Go Guerrilla Where You Can

Guerrilla marketing refers to marketing campaigns which are designed to set themselves apart from the kind of campaigns most people are used to. Guerrilla marketing, as its name implies, involves incorporating your marketing into the physical environment around you. Guerrilla marketing is designed to not appear as if it’s marketing. For example, putting up some stickers with your company’s logo on around your local area is a commonly used guerrilla marketing technique.

Guerrilla marketing offers a number of advantages to businesses who utilise the technique properly. In order to be as effective as possible, guerrilla marketing, like all your marketing, should be deployed with a particular target audience in mind. One of the great advantages of guerrilla marketing campaigns is that they tend to be naturally lower in cost than many other commonly used methods. This means that if you want to target multiple demographics, it is often feasible to deploy several smaller campaigns, each targeting a separate demographic, simultaneously.

Guerrilla marketing works most efficiently when it is being targeted at relatively small demographics, something which has helped it to become the favourite technique of local businesses. The nature of guerrilla marketing, that it makes use of the local physical environment, makes it ideally suited for localised advertising.

The key to putting together an effective guerrilla marketing campaign is to build it around a central coherent theme or idea. Without this in place, it is easy for a guerrilla marketing campaign to attract a lot of attention, but not to convert much of this interest into new business. At some point you will have to link your marketing campaign back to your business if it is to help boost your sales and profile.

Make Use of Data

Data is an incredibly useful and powerful tool for any modern business. Data can tell you a great deal about the current state of your business, and in doing so it can help you to direct your efforts for the future. However, in order to utilise data properly, you need to understand it a little.
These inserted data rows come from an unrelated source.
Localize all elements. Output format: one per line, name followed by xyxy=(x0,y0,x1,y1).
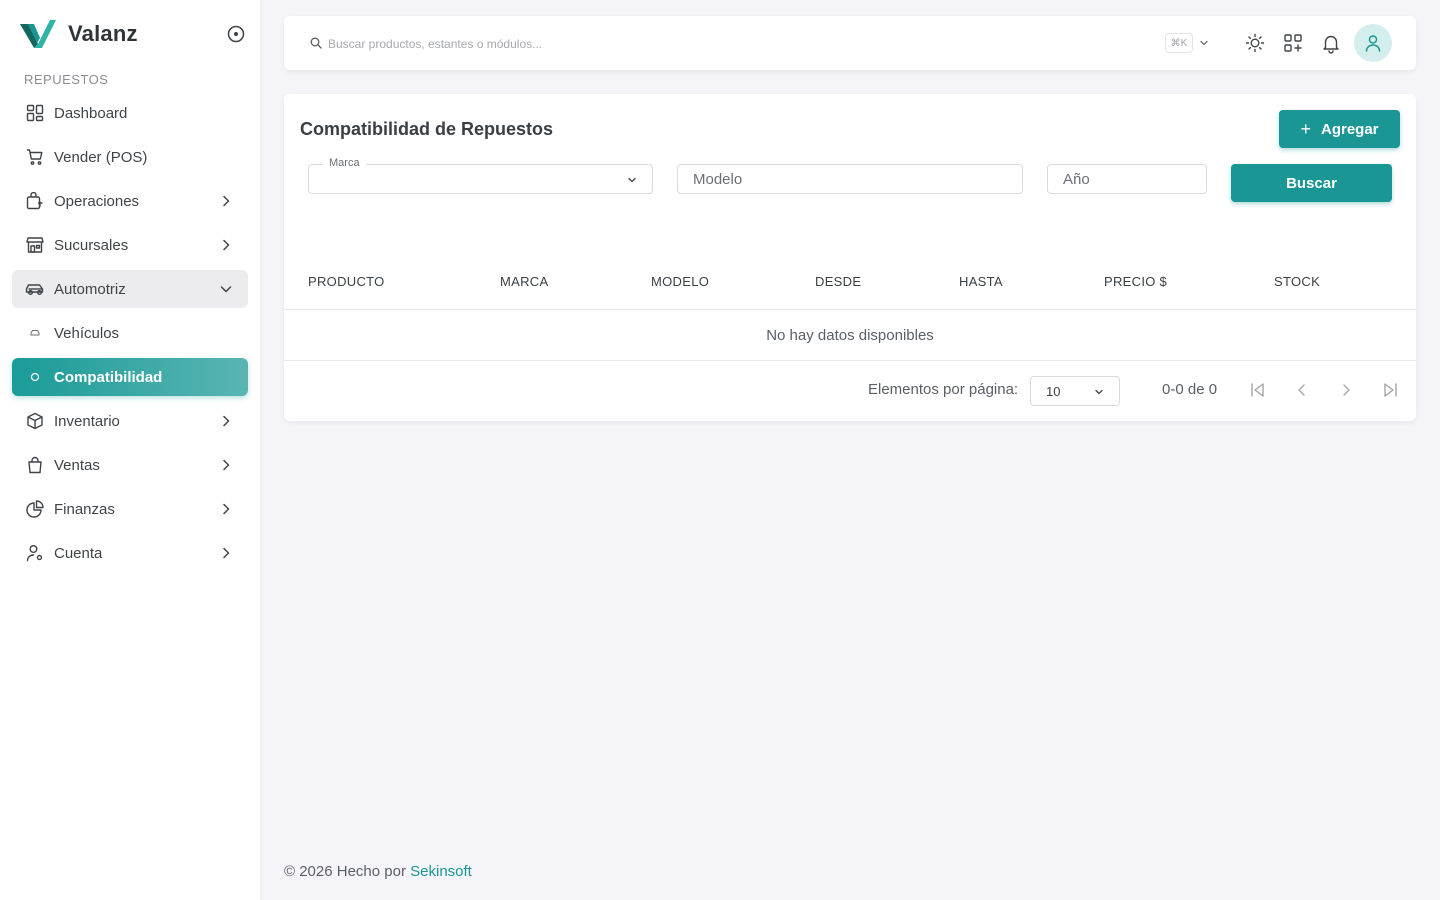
footer-link[interactable]: Sekinsoft xyxy=(410,863,472,880)
modelo-field xyxy=(677,164,1023,194)
chevron-right-icon xyxy=(223,503,230,515)
sidebar-item-label: Ventas xyxy=(54,456,100,474)
chevron-right-icon xyxy=(223,459,230,471)
sun-icon[interactable] xyxy=(1244,32,1266,54)
chevron-down-icon xyxy=(1095,389,1103,395)
chevron-right-icon xyxy=(223,239,230,251)
sidebar-item-label: Vehículos xyxy=(54,324,120,342)
sidebar-item-automotriz[interactable]: Automotriz xyxy=(12,270,248,308)
column-header-desde[interactable]: DESDE xyxy=(815,274,861,289)
chevron-down-icon xyxy=(628,177,636,183)
brand[interactable]: Valanz xyxy=(20,18,138,50)
search-button[interactable]: Buscar xyxy=(1231,164,1392,202)
per-page-label: Elementos por página: xyxy=(868,381,1019,398)
footer: © 2026 Hecho por Sekinsoft xyxy=(284,863,472,880)
chevron-down-icon xyxy=(220,286,232,293)
sidebar-item-label: Cuenta xyxy=(54,544,103,562)
marca-label: Marca xyxy=(323,157,366,169)
column-header-producto[interactable]: PRODUCTO xyxy=(308,274,385,289)
column-header-precio[interactable]: PRECIO $ xyxy=(1104,274,1167,289)
chevron-down-icon[interactable] xyxy=(1198,37,1210,49)
sidebar-item-label: Automotriz xyxy=(54,280,126,298)
box-icon xyxy=(24,410,46,432)
sidebar-nav: Dashboard Vender (POS) Operaciones Sucur… xyxy=(12,94,248,578)
dashboard-icon xyxy=(24,102,46,124)
chevron-right-icon xyxy=(223,547,230,559)
sidebar-item-compatibilidad[interactable]: Compatibilidad xyxy=(12,358,248,396)
first-page-icon[interactable] xyxy=(1248,380,1268,400)
marca-select[interactable]: Marca xyxy=(308,157,653,194)
cart-icon xyxy=(24,146,46,168)
column-header-hasta[interactable]: HASTA xyxy=(959,274,1003,289)
table-header: PRODUCTO MARCA MODELO DESDE HASTA PRECIO… xyxy=(284,264,1416,310)
sidebar-item-label: Vender (POS) xyxy=(54,148,148,166)
sidebar-item-label: Operaciones xyxy=(54,192,140,210)
global-search-input[interactable] xyxy=(328,33,928,55)
logo-icon xyxy=(20,20,56,48)
plus-icon: + xyxy=(1300,119,1311,139)
column-header-marca[interactable]: MARCA xyxy=(500,274,548,289)
per-page-value: 10 xyxy=(1046,383,1061,399)
column-header-stock[interactable]: STOCK xyxy=(1274,274,1320,289)
car-icon xyxy=(24,278,46,300)
user-settings-icon xyxy=(24,542,46,564)
sidebar-item-vender-pos[interactable]: Vender (POS) xyxy=(12,138,248,176)
sidebar-item-label: Inventario xyxy=(54,412,120,430)
bell-icon[interactable] xyxy=(1320,32,1342,54)
add-button[interactable]: + Agregar xyxy=(1279,110,1400,148)
modelo-input[interactable] xyxy=(678,165,1022,193)
sidebar-item-label: Finanzas xyxy=(54,500,115,518)
sidebar-item-finanzas[interactable]: Finanzas xyxy=(12,490,248,528)
sidebar-item-label: Sucursales xyxy=(54,236,129,254)
pagination-range: 0-0 de 0 xyxy=(1162,381,1218,398)
sidebar-item-inventario[interactable]: Inventario xyxy=(12,402,248,440)
avatar[interactable] xyxy=(1354,24,1392,62)
circle-icon xyxy=(24,366,46,388)
column-header-modelo[interactable]: MODELO xyxy=(651,274,709,289)
add-button-label: Agregar xyxy=(1320,120,1379,138)
user-icon xyxy=(1365,35,1381,52)
sidebar-section-label: REPUESTOS xyxy=(24,72,109,87)
chevron-right-icon xyxy=(223,195,230,207)
pie-chart-icon xyxy=(24,498,46,520)
sidebar-item-sucursales[interactable]: Sucursales xyxy=(12,226,248,264)
compatibility-card: Compatibilidad de Repuestos + Agregar Ma… xyxy=(284,94,1416,421)
apps-icon[interactable] xyxy=(1282,32,1304,54)
chevron-right-icon xyxy=(223,415,230,427)
operations-icon xyxy=(24,190,46,212)
sidebar-item-operaciones[interactable]: Operaciones xyxy=(12,182,248,220)
next-page-icon[interactable] xyxy=(1336,380,1356,400)
app-name: Valanz xyxy=(68,21,138,46)
bag-icon xyxy=(24,454,46,476)
anio-input[interactable] xyxy=(1048,165,1206,193)
prev-page-icon[interactable] xyxy=(1292,380,1312,400)
sidebar-item-ventas[interactable]: Ventas xyxy=(12,446,248,484)
sidebar-item-label: Dashboard xyxy=(54,104,128,122)
store-icon xyxy=(24,234,46,256)
footer-text: © 2026 Hecho por xyxy=(284,863,406,880)
sidebar: Valanz REPUESTOS Dashboard Vender (POS) … xyxy=(0,0,260,900)
sidebar-item-label: Compatibilidad xyxy=(54,368,163,386)
sidebar-item-cuenta[interactable]: Cuenta xyxy=(12,534,248,572)
sidebar-item-dashboard[interactable]: Dashboard xyxy=(12,94,248,132)
circle-icon xyxy=(24,322,46,344)
topbar: ⌘K xyxy=(284,16,1416,70)
sidebar-item-vehiculos[interactable]: Vehículos xyxy=(12,314,248,352)
page-title: Compatibilidad de Repuestos xyxy=(300,119,554,139)
collapse-sidebar-icon[interactable] xyxy=(226,24,246,44)
search-icon xyxy=(310,37,322,49)
table-empty-row: No hay datos disponibles xyxy=(284,310,1416,361)
anio-field xyxy=(1047,164,1207,194)
shortcut-badge: ⌘K xyxy=(1165,33,1193,53)
last-page-icon[interactable] xyxy=(1380,380,1400,400)
per-page-select[interactable]: 10 xyxy=(1030,376,1120,406)
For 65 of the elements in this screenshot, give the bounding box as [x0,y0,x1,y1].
Simply gathering data isn’t going to get you anywhere. You need to gather the right data and analyse it properly in order to make use of it. This is the part of the process which trips up businesses who don’t have experience with formulating and deploying data driven marketing solutions. The more time you spend gathering and analysing junk data that has no use you, the less time you have available to spend on the stuff that could really help you.

Worse still, the time you waste on junk data isn’t just limited to the time you spend collecting it. You will also have to waste time and resources sorting your datasets in order to remove the bad data. When you are analysing large data sets, every junk entry is going to reduce the validity of your data, and therefore the conclusions that you draw from it. You can do yourself, and your business, a considerable favour by making sure that, prior to instituting any kind of data gathering or analysing policies, you first plan them carefully. It is always a good idea to consult with someone who has prior experience in data gathering and analysis.

Start a Viral Campaign

Viral marketing campaigns, when they are successful, have the potential to hit a much wider audience than other forms of marketing can, and at a fraction of the cost. When a viral marketing campaign goes right, there is virtually no limit to the potential audience it can reach. The difficulty, of course, lies in constructing a marketing campaign that contains all the necessary elements to go viral. Note that even when businesses carefully design their marketing campaigns to try and increase the chances of them going viral, it is still only a handful that will ever catch on properly.

Much like guerrilla marketing campaigns, viral marketing campaigns are often designed to, initially at least, disguise their true nature and intentions. Just as is the case with guerrilla marketing campaigns, the fact that most viral marketing campaigns aren’t obviously marketing campaigns prevents customers from automatically putting up their usual psychological defences.

In order for your marketing campaigns to be as effective as possible, they need to strike a balance between being original enough to have appeal beyond your core demographic, but still targeted enough so as to be focused on the right people.